Caro bollette e prezzo di borsa dell’energia elettrica: istruzioni per l’uso

All’assemblea pubblica dell’associazione confindustriale dei produttori di energia elettrica, la settimana scorsa, una breve presentazione ha passato alla numerosa platea una serie di messaggi sulla “materia prima”, ovvero il prezzo di borsa dell’energia elettrica:

a) in Italia vale meno della metà del prezzo in bolletta;

b) è più cara (nel 2024 il doppio che in Francia, il 70% in più della Spagna e il 30% in più della Germania) perchè “il prezzo di borsa è determinato dalla produzione a gas per oltre il 60% delle ore”, senza far cenno al fatto che nel 2024, anche nelle ore (il 13%) con prezzo determinato dagli impianti idroelettrici, tutti ammortizzati e perciò con costi di generazione 3-4 volte inferiori a quello delle centrali a gas, il prezzo di borsa è stato all’incirca pari a quello delle centrali a gas;

c) in Germania costa meno grazie alla “quota rilevante di rinnovabili (60%) e di carbone (20%)”, senza far cenno ai costi di sistema che ne derivano (quasi 600 miliardi di Euro solo per gli incentivi);

d) in Francia costa poco per la “forte predominanza del nucleare”, con il caveat “i cui costi di dismissione sono coperti dalla finanza pubblica” figlio di persistenti pregiudizi anti nucleari (infatti, il nucleare civile francese ha costi di dismissione e chiusura del ciclo del combustibile di 10 Euro/MWh, per la maggior parte già accantonati).

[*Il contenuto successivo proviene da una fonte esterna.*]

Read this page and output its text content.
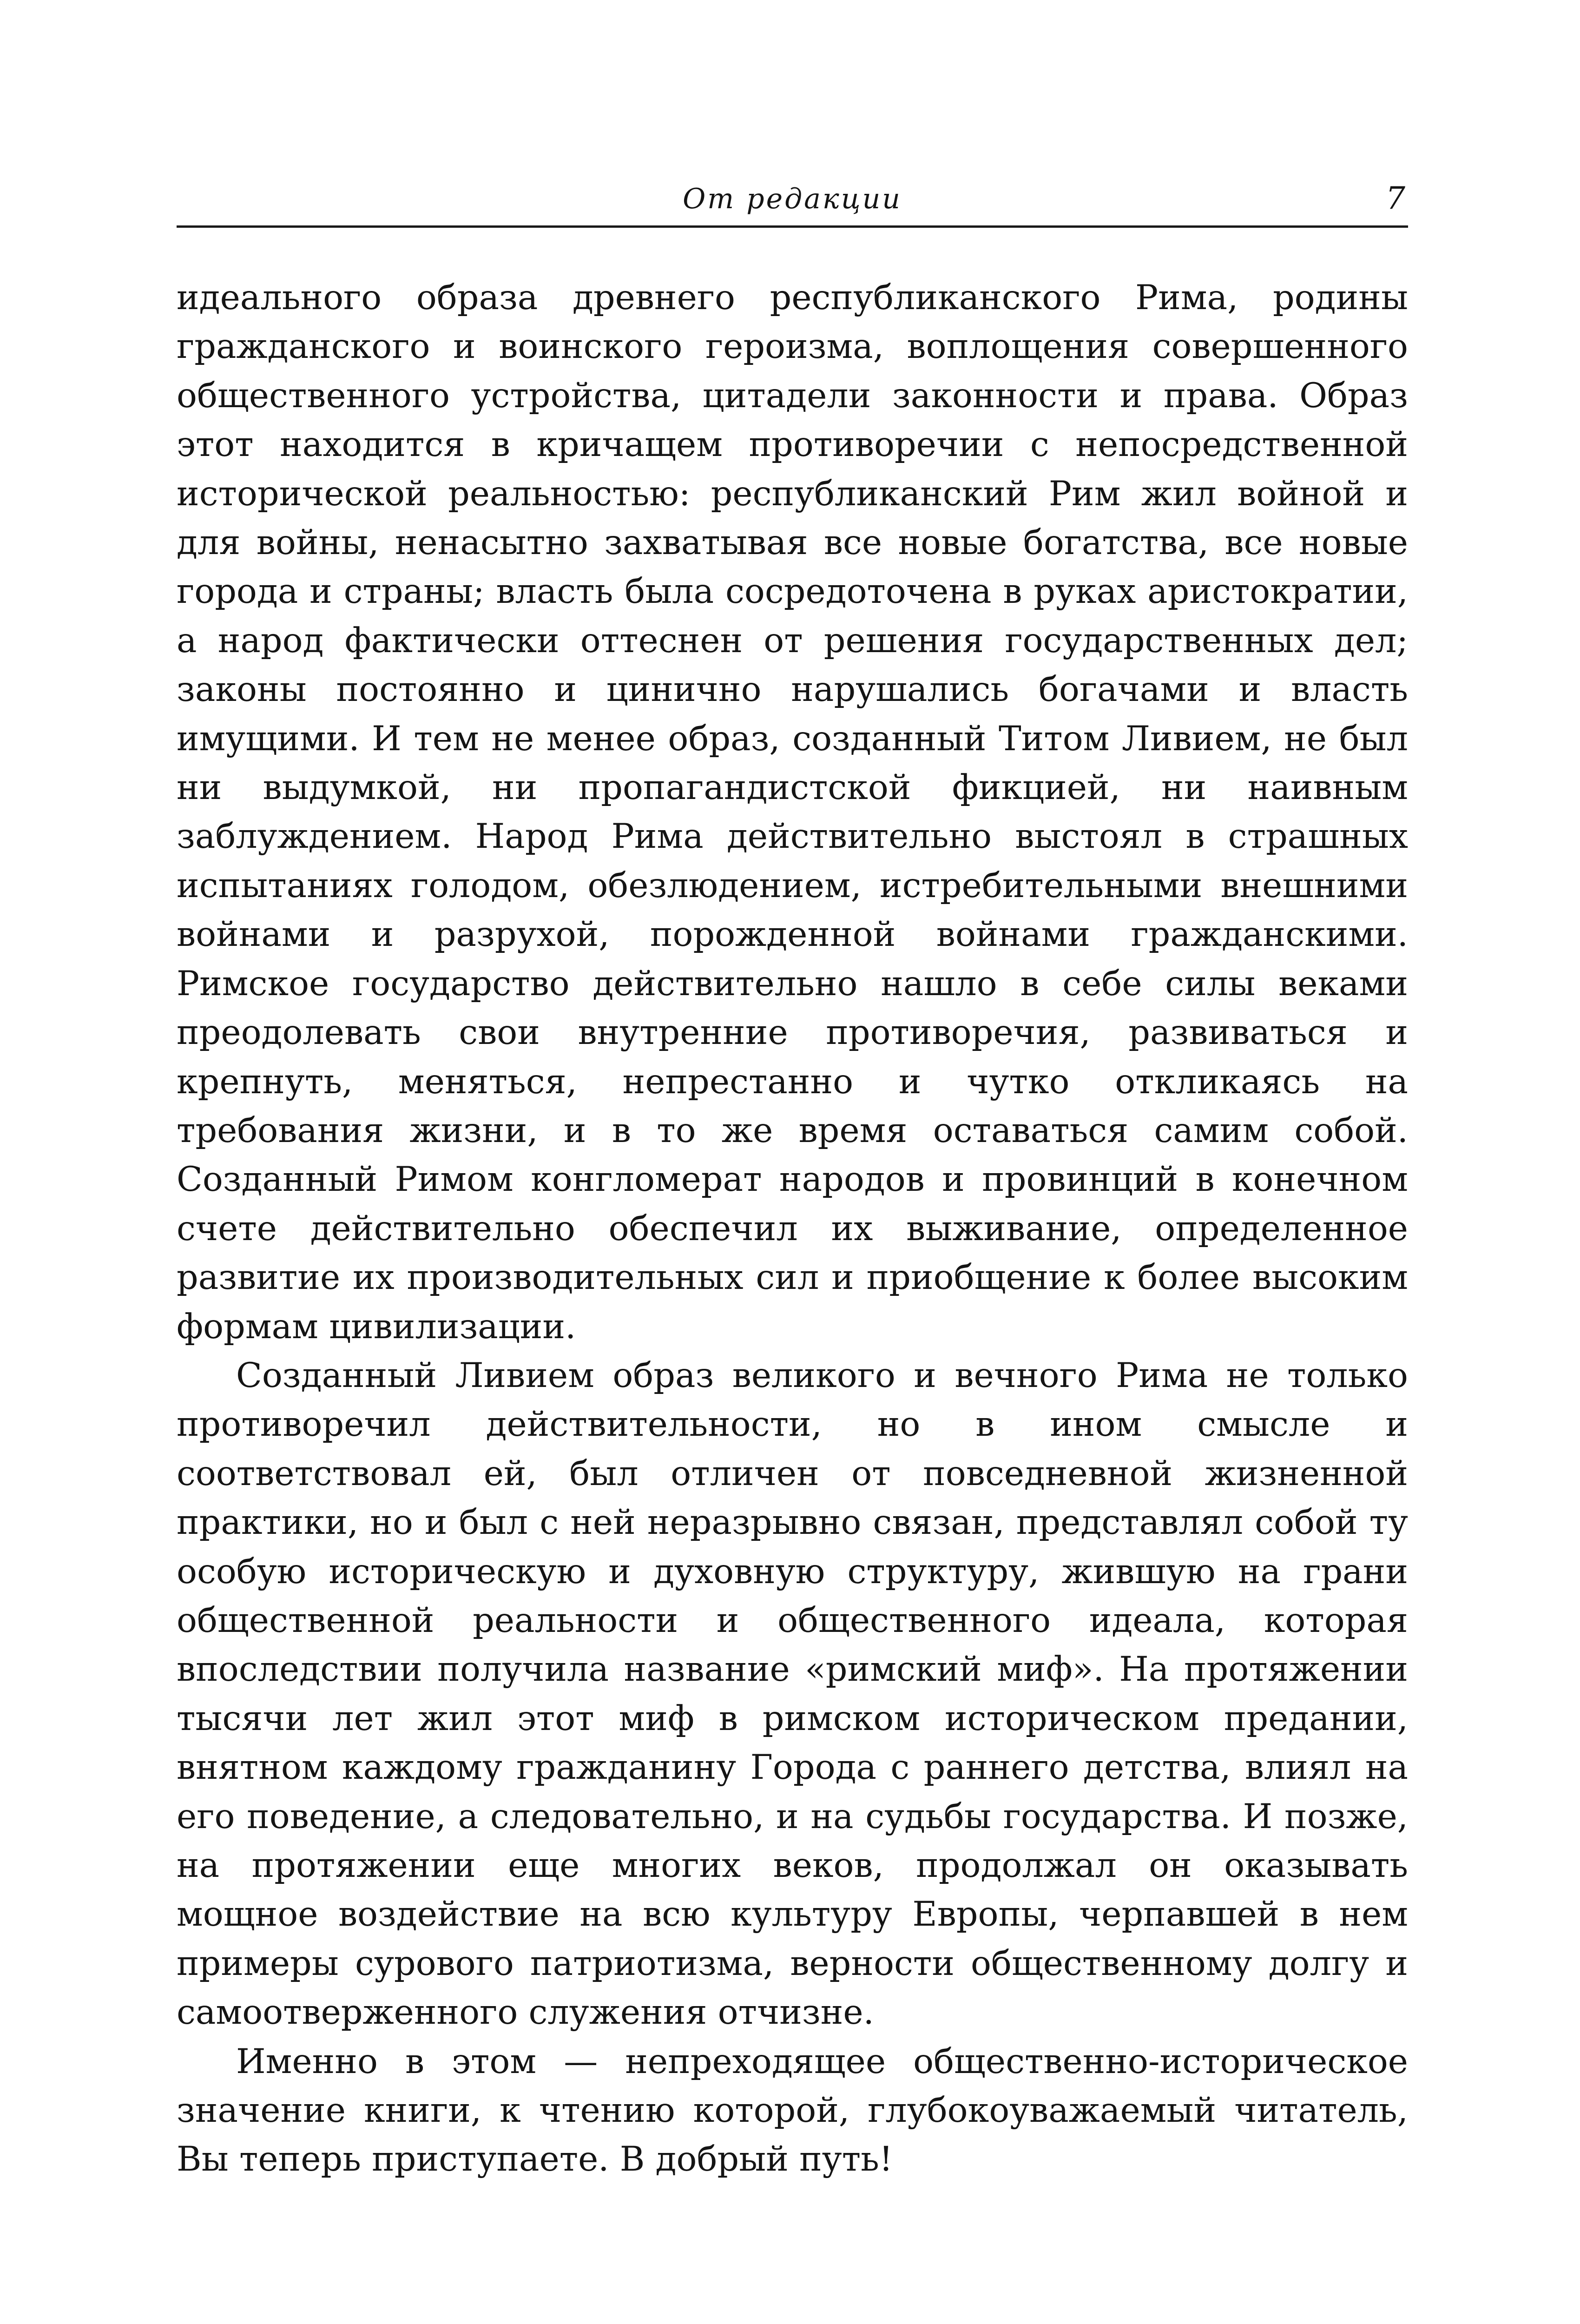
От редакции	7

идеального образа древнего республиканского Рима, родины гражданского и воинского героизма, воплощения совершенного общественного устройства, цитадели законности и права. Образ этот находится в кричащем противоречии с непосредственной исторической реальностью: республиканский Рим жил войной и для войны, ненасытно захватывая все новые богатства, все новые города и страны; власть была сосредоточена в руках аристократии, а народ фактически оттеснен от решения государственных дел; законы постоянно и цинично нарушались богачами и власть имущими. И тем не менее образ, созданный Титом Ливием, не был ни выдумкой, ни пропагандистской фикцией, ни наивным заблуждением. Народ Рима действительно выстоял в страшных испытаниях голодом, обезлюдением, истребительными внешними войнами и разрухой, порожденной войнами гражданскими. Римское государство действительно нашло в себе силы веками преодолевать свои внутренние противоречия, развиваться и крепнуть, меняться, непрестанно и чутко откликаясь на требования жизни, и в то же время оставаться самим собой. Созданный Римом конгломерат народов и провинций в конечном счете действительно обеспечил их выживание, определенное развитие их производительных сил и приобщение к более высоким формам цивилизации.

Созданный Ливием образ великого и вечного Рима не только противоречил действительности, но в ином смысле и соответствовал ей, был отличен от повседневной жизненной практики, но и был с ней неразрывно связан, представлял собой ту особую историческую и духовную структуру, жившую на грани общественной реальности и общественного идеала, которая впоследствии получила название «римский миф». На протяжении тысячи лет жил этот миф в римском историческом предании, внятном каждому гражданину Города с раннего детства, влиял на его поведение, а следовательно, и на судьбы государства. И позже, на протяжении еще многих веков, продолжал он оказывать мощное воздействие на всю культуру Европы, черпавшей в нем примеры сурового патриотизма, верности общественному долгу и самоотверженного служения отчизне.

Именно в этом — непреходящее общественно-историческое значение книги, к чтению которой, глубокоуважаемый читатель, Вы теперь приступаете. В добрый путь!
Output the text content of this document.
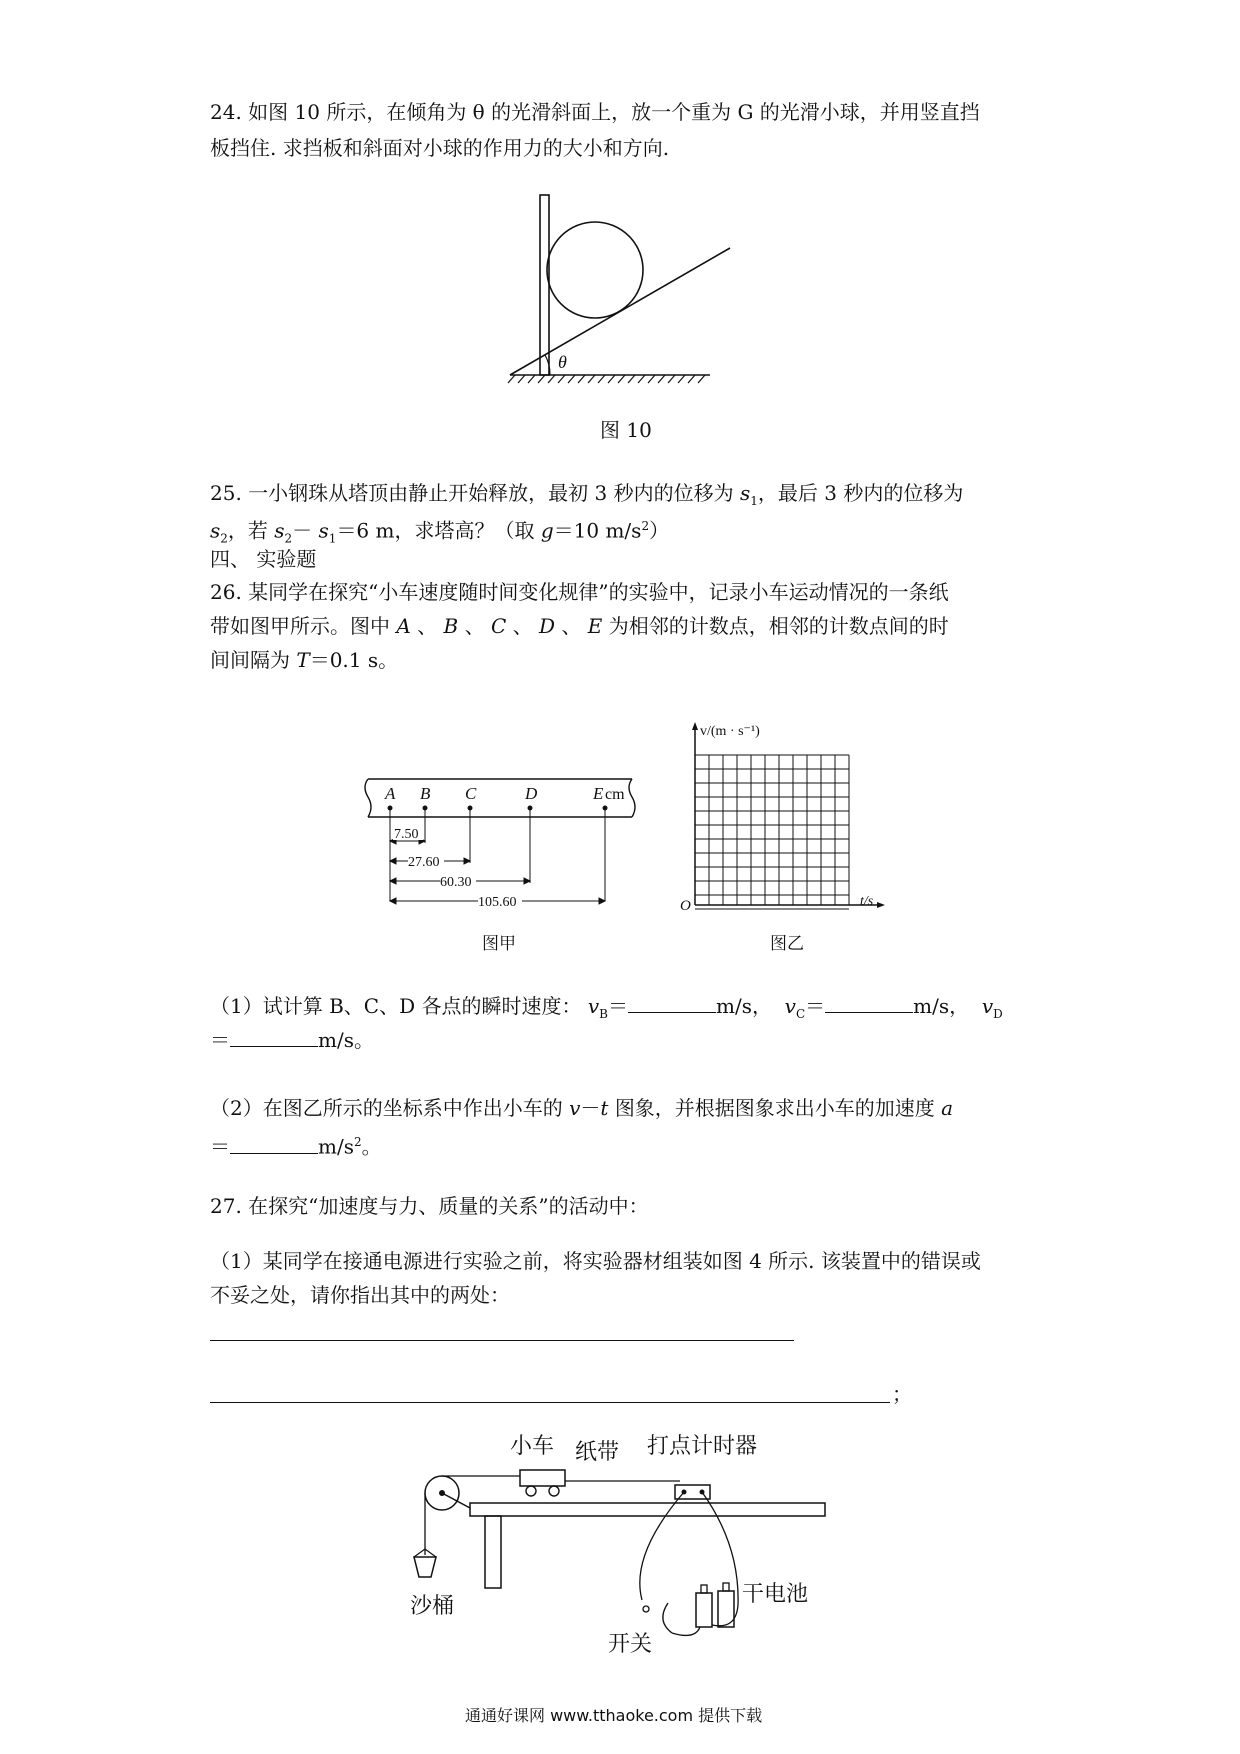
24. 如图 10 所示，在倾角为 θ 的光滑斜面上，放一个重为 G 的光滑小球，并用竖直挡
板挡住. 求挡板和斜面对小球的作用力的大小和方向.
θ
图 10
25. 一小钢珠从塔顶由静止开始释放，最初 3 秒内的位移为 $s_1$，最后 3 秒内的位移为
$s_2$，若 $s_2- s_1=6$ m，求塔高？（取 g＝10 $m/s^2$）
四、 实验题
26. 某同学在探究“小车速度随时间变化规律”的实验中，记录小车运动情况的一条纸
带如图甲所示。图中 A 、 B 、 C 、 D 、 E 为相邻的计数点，相邻的计数点间的时
间间隔为 T＝0.1 s。
A B C	D	E cm
7.50
27.60
60.30
105.60
图甲
v/(m · s⁻¹)
t/s
O
图乙
（1）试计算 B、C、D 各点的瞬时速度： $v_B=$	m/s， $v_C=$	m/s， $v_D$
＝	m/s。
（2）在图乙所示的坐标系中作出小车的 v－t 图象，并根据图象求出小车的加速度 a
＝	$m/s^2$。
27. 在探究“加速度与力、质量的关系”的活动中：
（1）某同学在接通电源进行实验之前，将实验器材组装如图 4 所示. 该装置中的错误或
不妥之处，请你指出其中的两处：
；
小车 纸带 打点计时器
沙桶	干电池
开关
通通好课网 www.tthaoke.com 提供下载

Infine, un grafico a torta stima una riduzione di 30 Euro MWh, se al 2030 il 65% dell’elettricità sarà -come i produttori auspicano- solare ed eolica (contro il 20% del 2024). Il punto qui non è se la stima sia corretta, quanto se non sia un messaggio fuorviante.

Proviamo a capirlo con un esempio: supponiamo di produrre 1 GW di potenza elettrica continua, h24, ogni giorno dell’anno, per alimentare distretti industriali, data center, ecc. in Lombardia, con fotovoltaico e batterie. Come noto, gli impianti fotovoltaici producono energia intermittente e variabile a seconda delle condizioni meteo e della stagione, come mostra il grafico. E sono “sincroni”, cioè producono tutti insieme. Se il sistema fosse dimensionato con riferimento ai 10 gg di giugno (come qualcuno furbescamente fa), non produrrebbe 1 GW tutto l’anno. Per questo si deve far riferimento all’autunno/inverno, quando numerose sono le sequenze di vari giorni con scarso irraggiamento. Così si trova che servirebbero un impianto fotovoltaico da 31 GWp e 70 GWh di batterie.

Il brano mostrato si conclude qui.